Flash Boys: A Wall Street Revolt

By Michael Lewis

W W Norton (2015)

 Book Review

 Flash Boys is a true story about front running, the unethical practice of a stockbroker executing orders on a stock while taking advantage of advance knowledge of pending orders from elsewhere in the market.* From the bleak picture Lewis paints, it appears that investors – whether institutional or private – have virtually no way of protecting themselves against front running.

Like Lewis’s 2010 book The Big Short, Flash Boys reads just like a thriller, complete with exquisitely drawn heroes and villains. In this case, the heroes are crusading Canadian banker Brad Katsuyama and the assorted geeks and nerds who helped him start his own stock exchange. Katsuyama started IEX in 2013, after the Royal Bank of Canada and the Securities and Exchange Commission (SEC) refused to support his efforts to expose and end the practice of front running. By purposely slowing their transmission rates, IEX makes it impossible for high frequency traders to “front run” the trades occurring on the exchange. This has enabled Katsuyama to protect investors who use his exchange, while simultaneously collecting data on suspicious trades.

Flash Boys, a bestseller, originally came out in 2014. The 2015 edition includes an afterward in which Lewis describes being viciously attacked by the big Wall Street banks and brokers. He also enumerates a number of prosecutions of high frequency traders and brokerage firms (by the FBI, SEC and Financial Regulatory Authority) resulting from from the publicity Katsuyama’s work received from Flash Boys’ publication.
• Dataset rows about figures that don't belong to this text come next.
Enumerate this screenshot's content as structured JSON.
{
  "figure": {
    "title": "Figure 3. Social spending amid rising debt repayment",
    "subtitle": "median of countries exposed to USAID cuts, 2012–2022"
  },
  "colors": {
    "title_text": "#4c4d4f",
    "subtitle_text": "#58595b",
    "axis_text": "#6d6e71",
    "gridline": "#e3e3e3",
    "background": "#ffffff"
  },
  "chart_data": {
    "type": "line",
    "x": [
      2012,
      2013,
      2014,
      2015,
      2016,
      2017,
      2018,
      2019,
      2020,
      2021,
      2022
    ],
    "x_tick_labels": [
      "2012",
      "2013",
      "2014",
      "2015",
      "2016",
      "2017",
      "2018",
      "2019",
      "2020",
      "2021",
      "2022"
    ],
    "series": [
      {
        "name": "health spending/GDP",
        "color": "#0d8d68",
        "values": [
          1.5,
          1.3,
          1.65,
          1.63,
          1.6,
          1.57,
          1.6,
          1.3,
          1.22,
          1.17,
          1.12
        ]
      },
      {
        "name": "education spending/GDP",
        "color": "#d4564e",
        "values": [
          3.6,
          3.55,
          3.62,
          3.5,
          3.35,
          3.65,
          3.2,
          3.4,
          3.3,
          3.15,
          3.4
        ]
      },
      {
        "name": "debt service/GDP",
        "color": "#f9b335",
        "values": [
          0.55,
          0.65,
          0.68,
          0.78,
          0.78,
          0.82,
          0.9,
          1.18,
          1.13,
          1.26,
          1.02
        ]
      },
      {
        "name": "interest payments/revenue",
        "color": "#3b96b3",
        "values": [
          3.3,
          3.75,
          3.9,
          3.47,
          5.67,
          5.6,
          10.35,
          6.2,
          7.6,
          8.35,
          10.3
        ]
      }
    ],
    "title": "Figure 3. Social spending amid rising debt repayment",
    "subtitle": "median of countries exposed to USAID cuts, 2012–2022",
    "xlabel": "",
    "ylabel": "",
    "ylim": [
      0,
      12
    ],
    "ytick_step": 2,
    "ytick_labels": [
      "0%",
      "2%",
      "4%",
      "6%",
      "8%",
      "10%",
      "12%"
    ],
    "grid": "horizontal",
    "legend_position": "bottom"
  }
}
*The way this works in practice is you order 10,000 shares of a stock at a given price and a high frequency trader somewhere buys 10,000 shares at that price and resells them to you at a slightly higher price. Complex computer algorithms enable high frequency traders to exploit minute differences in transmission frequency to execute these secret trades – which usually take place in “dark pools” – private stock exchanges which keep no public record of their trades. All the major investment banks (Goldman Sachs, JP Morgan, Bank of America etc) have dark pools and high frequency traders pay for the privilege of trading in their dark pools.